Генрих был в стальном шлеме, кольчуге из пластин и в кольчужных перчатках. Большинство конных воинов были тоже в железных доспехах, что подтверждало их состоятельность. В левой руке король держал длинное копье, правая была пуста, чтобы при необходимости как можно быстрее обнажить меч. На седле висел небольшой и ничем не украшенный, но явно крепкий и надежный щит.

Как и большинство простых солдат, Алан был без доспехов и мог только догадываться об их стоимости. Даже броня, бывшая на Родульфе, несмотря на внушительный вид, выглядела менее впечатляюще, чем то, что было на короле.

Войска Генриха выглядели внушительно — в отличие от войск Сабелы, среди которых развевалось только два герцогских знамени: арконийское и варингийское. С ними тоже пришло немало солдат, но затеянная игра была весьма рискованной.

— Конрад Черный так и не явился на поле боя, — беспокойно говорил Родульф, обращаясь к Сабеле и обозревая ряды своих воинов.

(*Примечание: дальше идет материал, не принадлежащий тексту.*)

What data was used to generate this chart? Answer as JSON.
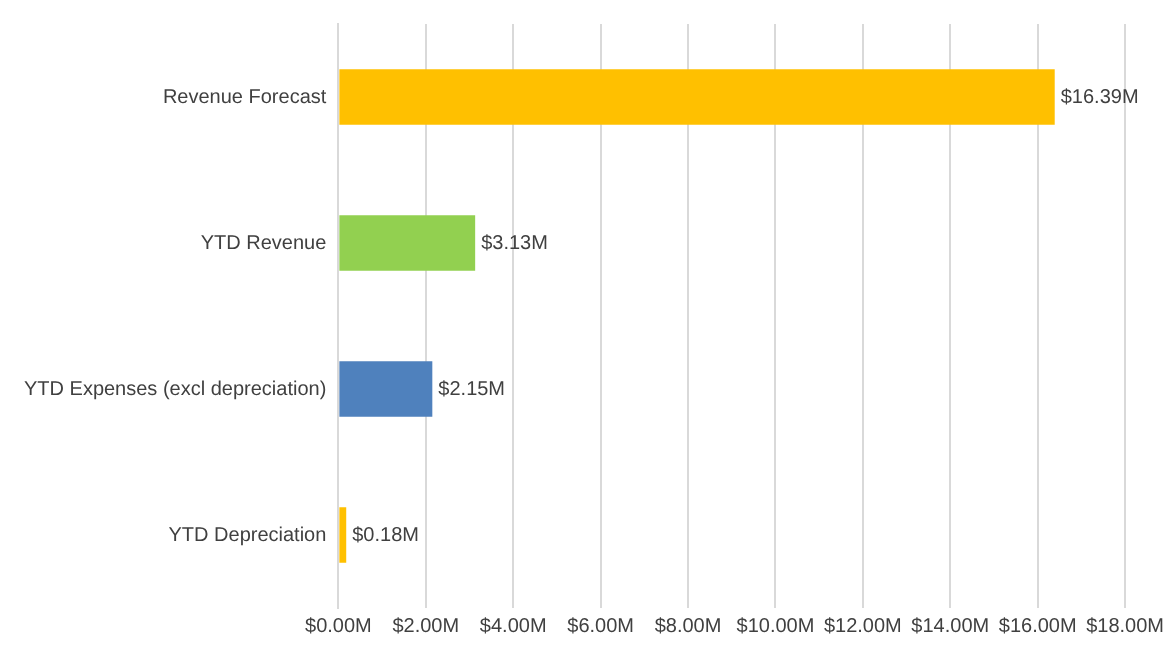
{
  "chart_data": {
    "type": "bar",
    "orientation": "horizontal",
    "categories": [
      "Revenue Forecast",
      "YTD Revenue",
      "YTD Expenses (excl depreciation)",
      "YTD Depreciation"
    ],
    "values": [
      16.39,
      3.13,
      2.15,
      0.18
    ],
    "colors": [
      "#ffc000",
      "#92d050",
      "#4f81bd",
      "#ffc000"
    ],
    "value_labels": [
      "$16.39M",
      "$3.13M",
      "$2.15M",
      "$0.18M"
    ],
    "xlim": [
      0,
      18
    ],
    "xticks": [
      {
        "value": 0,
        "label": "$0.00M"
      },
      {
        "value": 2,
        "label": "$2.00M"
      },
      {
        "value": 4,
        "label": "$4.00M"
      },
      {
        "value": 6,
        "label": "$6.00M"
      },
      {
        "value": 8,
        "label": "$8.00M"
      },
      {
        "value": 10,
        "label": "$10.00M"
      },
      {
        "value": 12,
        "label": "$12.00M"
      },
      {
        "value": 14,
        "label": "$14.00M"
      },
      {
        "value": 16,
        "label": "$16.00M"
      },
      {
        "value": 18,
        "label": "$18.00M"
      }
    ],
    "grid": "x",
    "legend": false
  }
}
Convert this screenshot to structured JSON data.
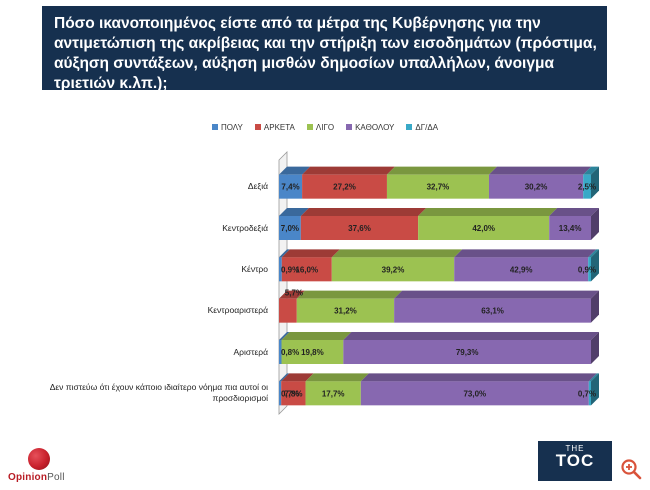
{
  "title": "Πόσο ικανοποιημένος είστε από τα μέτρα της Κυβέρνησης για την αντιμετώπιση της ακρίβειας και την στήριξη των εισοδημάτων (πρόστιμα, αύξηση συντάξεων, αύξηση μισθών δημοσίων υπαλλήλων, άνοιγμα τριετιών κ.λπ.);",
  "brand_left": {
    "part1": "Opinion",
    "part2": "Poll"
  },
  "brand_right": {
    "line1": "THE",
    "line2": "TOC"
  },
  "colors": {
    "title_bg": "#16304f"
  },
  "chart_data": {
    "type": "bar",
    "orientation": "horizontal",
    "stacked": true,
    "normalized_to": 100,
    "categories": [
      "Δεξιά",
      "Κεντροδεξιά",
      "Κέντρο",
      "Κεντροαριστερά",
      "Αριστερά",
      "Δεν πιστεύω ότι έχουν κάποιο ιδιαίτερο νόημα πια αυτοί οι προσδιορισμοί"
    ],
    "series": [
      {
        "name": "ΠΟΛΥ",
        "color": "#4a86c8",
        "values": [
          7.4,
          7.0,
          0.9,
          0,
          0.8,
          0.7
        ],
        "labels": [
          "7,4%",
          "7,0%",
          "0,9%",
          "",
          "0,8%",
          "0,7%"
        ]
      },
      {
        "name": "ΑΡΚΕΤΑ",
        "color": "#c94b45",
        "values": [
          27.2,
          37.6,
          16.0,
          5.7,
          0,
          7.8
        ],
        "labels": [
          "27,2%",
          "37,6%",
          "16,0%",
          "5,7%",
          "",
          "7,8%"
        ]
      },
      {
        "name": "ΛΙΓΟ",
        "color": "#9cc251",
        "values": [
          32.7,
          42.0,
          39.2,
          31.2,
          19.8,
          17.7
        ],
        "labels": [
          "32,7%",
          "42,0%",
          "39,2%",
          "31,2%",
          "19,8%",
          "17,7%"
        ]
      },
      {
        "name": "ΚΑΘΟΛΟΥ",
        "color": "#8768b0",
        "values": [
          30.2,
          13.4,
          42.9,
          63.1,
          79.3,
          73.0
        ],
        "labels": [
          "30,2%",
          "13,4%",
          "42,9%",
          "63,1%",
          "79,3%",
          "73,0%"
        ]
      },
      {
        "name": "ΔΓ/ΔΑ",
        "color": "#39a9c7",
        "values": [
          2.5,
          0,
          0.9,
          0,
          0,
          0.7
        ],
        "labels": [
          "2,5%",
          "",
          "0,9%",
          "",
          "",
          "0,7%"
        ]
      }
    ],
    "legend_position": "top-center",
    "grid": false
  }
}
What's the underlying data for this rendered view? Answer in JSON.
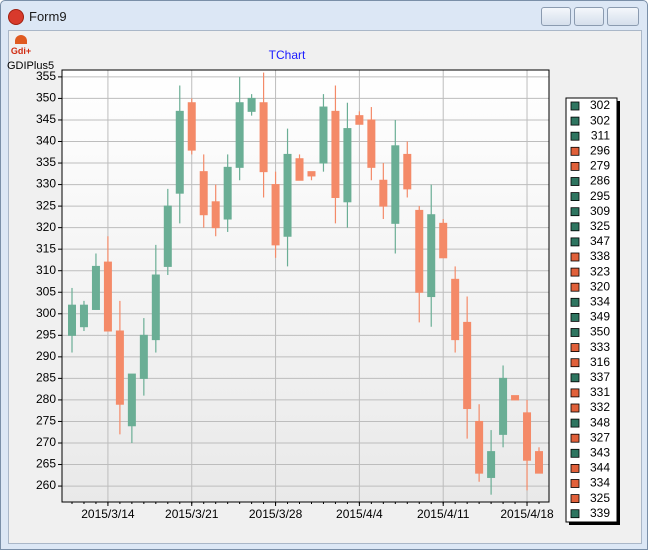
{
  "window": {
    "title": "Form9"
  },
  "toolbar": {
    "icon_label": "Gdi+"
  },
  "panel_label": "GDIPlus5",
  "chart_data": {
    "type": "candlestick",
    "title": "TChart",
    "x": [
      "2015/3/11",
      "2015/3/12",
      "2015/3/13",
      "2015/3/14",
      "2015/3/15",
      "2015/3/16",
      "2015/3/17",
      "2015/3/18",
      "2015/3/19",
      "2015/3/20",
      "2015/3/21",
      "2015/3/22",
      "2015/3/23",
      "2015/3/24",
      "2015/3/25",
      "2015/3/26",
      "2015/3/27",
      "2015/3/28",
      "2015/3/29",
      "2015/3/30",
      "2015/3/31",
      "2015/4/1",
      "2015/4/2",
      "2015/4/3",
      "2015/4/4",
      "2015/4/5",
      "2015/4/6",
      "2015/4/7",
      "2015/4/8",
      "2015/4/9",
      "2015/4/10",
      "2015/4/11",
      "2015/4/12",
      "2015/4/13",
      "2015/4/14",
      "2015/4/15",
      "2015/4/16",
      "2015/4/17",
      "2015/4/18",
      "2015/4/19"
    ],
    "open": [
      295,
      297,
      301,
      312,
      296,
      274,
      285,
      294,
      311,
      328,
      349,
      333,
      326,
      322,
      334,
      347,
      349,
      330,
      318,
      336,
      333,
      335,
      347,
      326,
      346,
      345,
      331,
      321,
      337,
      324,
      304,
      321,
      308,
      298,
      275,
      262,
      272,
      281,
      277,
      268
    ],
    "high": [
      306,
      303,
      314,
      318,
      303,
      286,
      299,
      316,
      329,
      353,
      350,
      337,
      330,
      337,
      355,
      351,
      356,
      333,
      343,
      337,
      333,
      351,
      353,
      349,
      347,
      348,
      335,
      345,
      340,
      325,
      330,
      322,
      311,
      304,
      279,
      273,
      288,
      281,
      280,
      269
    ],
    "low": [
      291,
      296,
      301,
      296,
      272,
      270,
      281,
      291,
      309,
      321,
      337,
      320,
      318,
      319,
      331,
      346,
      327,
      313,
      311,
      331,
      331,
      333,
      321,
      320,
      344,
      331,
      322,
      314,
      327,
      298,
      297,
      313,
      291,
      271,
      261,
      258,
      269,
      280,
      259,
      263
    ],
    "close": [
      302,
      302,
      311,
      296,
      279,
      286,
      295,
      309,
      325,
      347,
      338,
      323,
      320,
      334,
      349,
      350,
      333,
      316,
      337,
      331,
      332,
      348,
      327,
      343,
      344,
      334,
      325,
      339,
      329,
      305,
      323,
      313,
      294,
      278,
      263,
      268,
      285,
      280,
      266,
      263
    ],
    "up_color": "#6aae95",
    "down_color": "#f48a68",
    "legend_up_color": "#2e7560",
    "legend_down_color": "#e0603a",
    "ylim": [
      256.3,
      356.6
    ],
    "yticks": [
      260,
      265,
      270,
      275,
      280,
      285,
      290,
      295,
      300,
      305,
      310,
      315,
      320,
      325,
      330,
      335,
      340,
      345,
      350,
      355
    ],
    "xticks": [
      "2015/3/14",
      "2015/3/21",
      "2015/3/28",
      "2015/4/4",
      "2015/4/11",
      "2015/4/18"
    ],
    "grid": true,
    "legend": "right"
  }
}
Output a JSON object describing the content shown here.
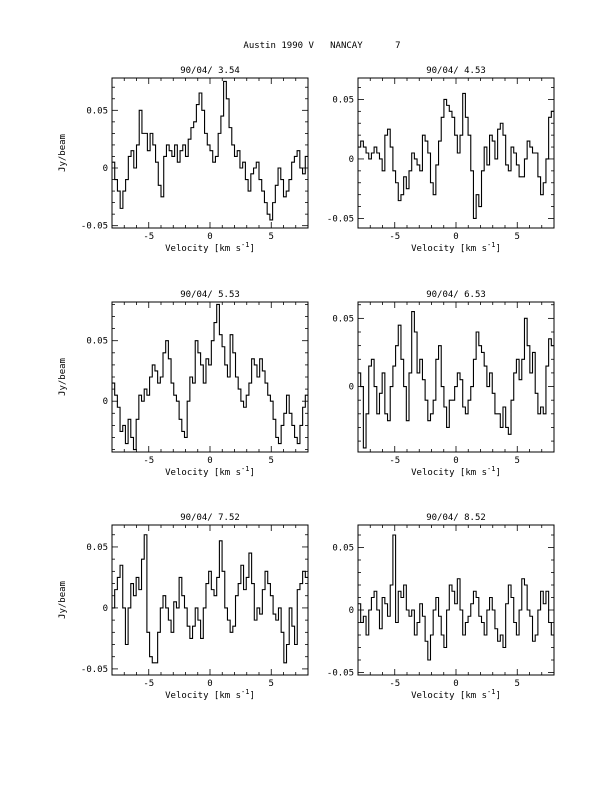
{
  "page_title": "Austin 1990 V   NANCAY      7",
  "chart_data": [
    {
      "type": "line",
      "step": true,
      "title": "90/04/ 3.54",
      "xlabel": "Velocity [km s",
      "xlabel_sup": "-1",
      "xlabel_tail": "]",
      "ylabel": "Jy/beam",
      "xlim": [
        -8,
        8
      ],
      "ylim": [
        -0.052,
        0.078
      ],
      "xticks": [
        -5,
        0,
        5
      ],
      "yticks": [
        0.05,
        0,
        -0.05
      ],
      "ytick_labels": [
        "0.05",
        "0",
        "-0.05"
      ],
      "values": [
        0.005,
        -0.01,
        -0.02,
        -0.035,
        -0.02,
        -0.01,
        0.01,
        0.015,
        0.0,
        0.02,
        0.05,
        0.03,
        0.03,
        0.015,
        0.03,
        0.02,
        0.005,
        -0.015,
        -0.025,
        0.01,
        0.02,
        0.015,
        0.01,
        0.02,
        0.005,
        0.015,
        0.02,
        0.01,
        0.025,
        0.035,
        0.04,
        0.055,
        0.065,
        0.05,
        0.03,
        0.02,
        0.015,
        0.005,
        0.01,
        0.03,
        0.045,
        0.075,
        0.06,
        0.035,
        0.02,
        0.01,
        0.015,
        0.0,
        0.005,
        -0.01,
        -0.02,
        -0.005,
        0.0,
        0.005,
        -0.01,
        -0.02,
        -0.03,
        -0.04,
        -0.045,
        -0.03,
        -0.015,
        0.0,
        -0.01,
        -0.025,
        -0.02,
        -0.01,
        0.005,
        0.01,
        0.015,
        0.0,
        -0.005,
        0.01
      ]
    },
    {
      "type": "line",
      "step": true,
      "title": "90/04/ 4.53",
      "xlabel": "Velocity [km s",
      "xlabel_sup": "-1",
      "xlabel_tail": "]",
      "ylabel": "",
      "xlim": [
        -8,
        8
      ],
      "ylim": [
        -0.058,
        0.068
      ],
      "xticks": [
        -5,
        0,
        5
      ],
      "yticks": [
        0.05,
        0,
        -0.05
      ],
      "ytick_labels": [
        "0.05",
        "0",
        "-0.05"
      ],
      "values": [
        0.01,
        0.015,
        0.01,
        0.005,
        0.0,
        0.005,
        0.01,
        0.005,
        0.0,
        -0.01,
        0.02,
        0.025,
        0.01,
        -0.01,
        -0.02,
        -0.035,
        -0.03,
        -0.015,
        -0.025,
        -0.01,
        0.005,
        0.0,
        -0.005,
        -0.01,
        0.02,
        0.015,
        0.005,
        -0.02,
        -0.03,
        -0.005,
        0.015,
        0.035,
        0.05,
        0.045,
        0.04,
        0.035,
        0.02,
        0.005,
        0.02,
        0.055,
        0.035,
        0.02,
        -0.01,
        -0.05,
        -0.03,
        -0.04,
        -0.01,
        0.01,
        -0.005,
        0.02,
        0.015,
        0.0,
        0.025,
        0.03,
        0.02,
        -0.005,
        -0.01,
        0.01,
        0.005,
        -0.005,
        -0.015,
        -0.015,
        0.0,
        0.015,
        0.01,
        0.005,
        0.005,
        -0.015,
        -0.03,
        -0.02,
        0.0,
        0.035,
        0.04
      ]
    },
    {
      "type": "line",
      "step": true,
      "title": "90/04/ 5.53",
      "xlabel": "Velocity [km s",
      "xlabel_sup": "-1",
      "xlabel_tail": "]",
      "ylabel": "Jy/beam",
      "xlim": [
        -8,
        8
      ],
      "ylim": [
        -0.042,
        0.082
      ],
      "xticks": [
        -5,
        0,
        5
      ],
      "yticks": [
        0.05,
        0
      ],
      "ytick_labels": [
        "0.05",
        "0"
      ],
      "values": [
        0.015,
        0.005,
        -0.005,
        -0.025,
        -0.02,
        -0.035,
        -0.015,
        -0.03,
        -0.04,
        -0.015,
        0.005,
        0.0,
        0.01,
        0.005,
        0.02,
        0.03,
        0.025,
        0.015,
        0.02,
        0.04,
        0.05,
        0.035,
        0.015,
        0.005,
        0.0,
        -0.015,
        -0.025,
        -0.03,
        0.0,
        0.02,
        0.015,
        0.05,
        0.04,
        0.03,
        0.015,
        0.035,
        0.03,
        0.05,
        0.065,
        0.08,
        0.055,
        0.045,
        0.03,
        0.02,
        0.055,
        0.04,
        0.02,
        0.01,
        0.0,
        -0.005,
        0.005,
        0.015,
        0.035,
        0.03,
        0.02,
        0.035,
        0.025,
        0.015,
        0.005,
        0.0,
        -0.015,
        -0.03,
        -0.035,
        -0.02,
        -0.01,
        0.005,
        -0.01,
        -0.02,
        -0.03,
        -0.035,
        -0.02,
        -0.005,
        0.005
      ]
    },
    {
      "type": "line",
      "step": true,
      "title": "90/04/ 6.53",
      "xlabel": "Velocity [km s",
      "xlabel_sup": "-1",
      "xlabel_tail": "]",
      "ylabel": "",
      "xlim": [
        -8,
        8
      ],
      "ylim": [
        -0.048,
        0.062
      ],
      "xticks": [
        -5,
        0,
        5
      ],
      "yticks": [
        0.05,
        0
      ],
      "ytick_labels": [
        "0.05",
        "0"
      ],
      "values": [
        0.01,
        0.0,
        -0.045,
        -0.02,
        0.015,
        0.02,
        0.0,
        -0.02,
        -0.005,
        0.01,
        -0.02,
        -0.025,
        0.0,
        0.015,
        0.03,
        0.045,
        0.02,
        0.0,
        -0.025,
        0.01,
        0.055,
        0.04,
        0.01,
        0.02,
        0.005,
        -0.01,
        -0.025,
        -0.02,
        -0.01,
        0.02,
        0.03,
        0.0,
        -0.015,
        -0.03,
        -0.01,
        -0.01,
        0.0,
        0.01,
        0.005,
        -0.015,
        -0.02,
        -0.01,
        0.0,
        0.02,
        0.04,
        0.03,
        0.025,
        0.015,
        0.0,
        0.01,
        -0.005,
        -0.02,
        -0.02,
        -0.03,
        -0.015,
        -0.03,
        -0.035,
        -0.01,
        0.01,
        0.02,
        0.005,
        0.02,
        0.05,
        0.03,
        0.01,
        0.025,
        -0.005,
        -0.02,
        -0.015,
        -0.02,
        0.015,
        0.035,
        0.03
      ]
    },
    {
      "type": "line",
      "step": true,
      "title": "90/04/ 7.52",
      "xlabel": "Velocity [km s",
      "xlabel_sup": "-1",
      "xlabel_tail": "]",
      "ylabel": "Jy/beam",
      "xlim": [
        -8,
        8
      ],
      "ylim": [
        -0.055,
        0.068
      ],
      "xticks": [
        -5,
        0,
        5
      ],
      "yticks": [
        0.05,
        0,
        -0.05
      ],
      "ytick_labels": [
        "0.05",
        "0",
        "-0.05"
      ],
      "values": [
        0.0,
        0.015,
        0.025,
        0.035,
        0.0,
        -0.03,
        0.0,
        0.02,
        0.01,
        0.025,
        0.015,
        0.04,
        0.06,
        -0.02,
        -0.04,
        -0.045,
        -0.045,
        -0.02,
        0.0,
        0.01,
        0.0,
        -0.01,
        -0.02,
        0.005,
        0.0,
        0.025,
        0.01,
        0.0,
        -0.015,
        -0.025,
        -0.015,
        0.0,
        -0.01,
        -0.025,
        0.0,
        0.02,
        0.03,
        0.015,
        0.01,
        0.025,
        0.055,
        0.03,
        0.0,
        -0.01,
        -0.02,
        -0.015,
        0.01,
        0.02,
        0.035,
        0.015,
        0.025,
        0.045,
        0.02,
        -0.01,
        0.0,
        -0.005,
        0.015,
        0.03,
        0.02,
        0.01,
        -0.005,
        -0.01,
        0.0,
        -0.02,
        -0.045,
        -0.03,
        0.0,
        -0.015,
        -0.03,
        0.015,
        0.02,
        0.03,
        0.025
      ]
    },
    {
      "type": "line",
      "step": true,
      "title": "90/04/ 8.52",
      "xlabel": "Velocity [km s",
      "xlabel_sup": "-1",
      "xlabel_tail": "]",
      "ylabel": "",
      "xlim": [
        -8,
        8
      ],
      "ylim": [
        -0.052,
        0.068
      ],
      "xticks": [
        -5,
        0,
        5
      ],
      "yticks": [
        0.05,
        0,
        -0.05
      ],
      "ytick_labels": [
        "0.05",
        "0",
        "-0.05"
      ],
      "values": [
        0.005,
        -0.01,
        -0.005,
        -0.02,
        0.0,
        0.01,
        0.015,
        0.0,
        -0.015,
        0.01,
        0.005,
        -0.005,
        0.02,
        0.06,
        -0.01,
        0.015,
        0.01,
        0.02,
        0.0,
        -0.005,
        0.0,
        -0.02,
        -0.01,
        0.005,
        -0.005,
        -0.025,
        -0.04,
        -0.02,
        0.0,
        0.01,
        -0.005,
        -0.02,
        -0.03,
        0.0,
        0.02,
        0.015,
        0.005,
        0.025,
        0.0,
        -0.02,
        -0.01,
        -0.005,
        0.005,
        0.015,
        0.01,
        -0.005,
        -0.01,
        -0.02,
        0.0,
        0.01,
        0.0,
        -0.015,
        -0.025,
        -0.02,
        -0.03,
        0.005,
        0.02,
        0.01,
        -0.01,
        -0.02,
        0.0,
        0.025,
        0.02,
        0.0,
        -0.005,
        -0.025,
        -0.02,
        0.0,
        0.015,
        0.005,
        0.015,
        -0.01,
        -0.02
      ]
    }
  ]
}
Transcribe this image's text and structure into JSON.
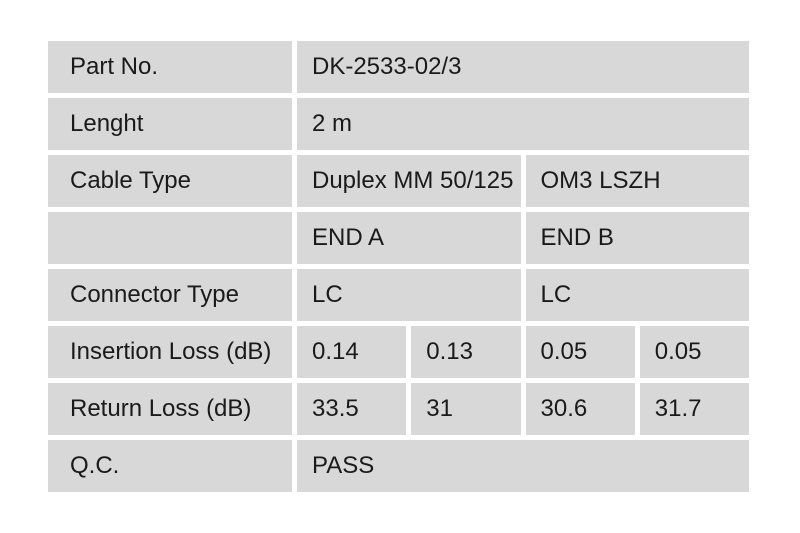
{
  "page": {
    "background_color": "#ffffff",
    "cell_color": "#d8d8d8",
    "text_color": "#1a1a1a"
  },
  "table": {
    "rows": [
      {
        "label": "Part No.",
        "cells": [
          {
            "text": "DK-2533-02/3"
          }
        ]
      },
      {
        "label": "Lenght",
        "cells": [
          {
            "text": "2 m"
          }
        ]
      },
      {
        "label": "Cable Type",
        "cells": [
          {
            "text": "Duplex MM 50/125"
          },
          {
            "text": "OM3 LSZH"
          }
        ]
      },
      {
        "label": "",
        "cells": [
          {
            "text": "END A"
          },
          {
            "text": "END B"
          }
        ]
      },
      {
        "label": "Connector Type",
        "cells": [
          {
            "text": "LC"
          },
          {
            "text": "LC"
          }
        ]
      },
      {
        "label": "Insertion Loss (dB)",
        "cells": [
          {
            "text": "0.14"
          },
          {
            "text": "0.13"
          },
          {
            "text": "0.05"
          },
          {
            "text": "0.05"
          }
        ]
      },
      {
        "label": "Return Loss (dB)",
        "cells": [
          {
            "text": "33.5"
          },
          {
            "text": "31"
          },
          {
            "text": "30.6"
          },
          {
            "text": "31.7"
          }
        ]
      },
      {
        "label": "Q.C.",
        "cells": [
          {
            "text": "PASS"
          }
        ]
      }
    ]
  }
}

— Конрад ведет свою игру, — отвечала принцесса. — Но хотя он толком не поддержал меня, я должна радоваться, что его нет с королем. И разве не видите вы, достойный мой лорд, что там кое-чего не хватает? — Рукой в кольчужной перчатке она указала в сторону войска Генриха. — Там нет знамени «драконов». Вижу красного саонийского дракона, но черного, под которым сражаются лучшие воины короля, с ними нет.

Родульф присвистнул:

— И правда. Нам больше нечего бояться, дорогая принцесса.

— Нам с самого начала нечего было бояться. Ваш амулет с вами, лорд Родульф?

— Да, но…

— Это главное. Сообщите своим людям об этом.

— Но где же тогда «драконы»? Вряд ли принц Санглант пошел против отца. — Родульф нервно засмеялся. — Всегда мечтал, чтобы и мои дети были такими же послушными, как он.

— Вы же слышали, как я говорила, что «драконы» ушли на север, отражать эйкийский набег.

— Ах да. Мы напали на овец, пока собаки охотятся на волка. — Герцог усмехнулся. — Будь они здесь, я бы счел за лучшее просить пощады. Но…

— Но их здесь нет. Начинаем. — Сабела подала знак. И ожидавший этого солдат поскакал к обозу.

Родульф пришпорил лошадь и направился к воинам, которые держали правый фланг напротив воинов из Фесса. Отряд Лавастина вместе с людьми других мелких графов и воинами, присланными из монастырских земель, противостояли аварийскому льву и небольшому количеству солдат в одеждах цвета Саонии. Вряд ли они успели прийти из самого герцогства — саонийское знамя скорее всего защищали те, кто был при дворе Генриха еще до начала мятежа. А может быть, они подняли знамя больше, чтобы продемонстрировать верность Саонии Генриху, чем похвастаться количеством своих воинов.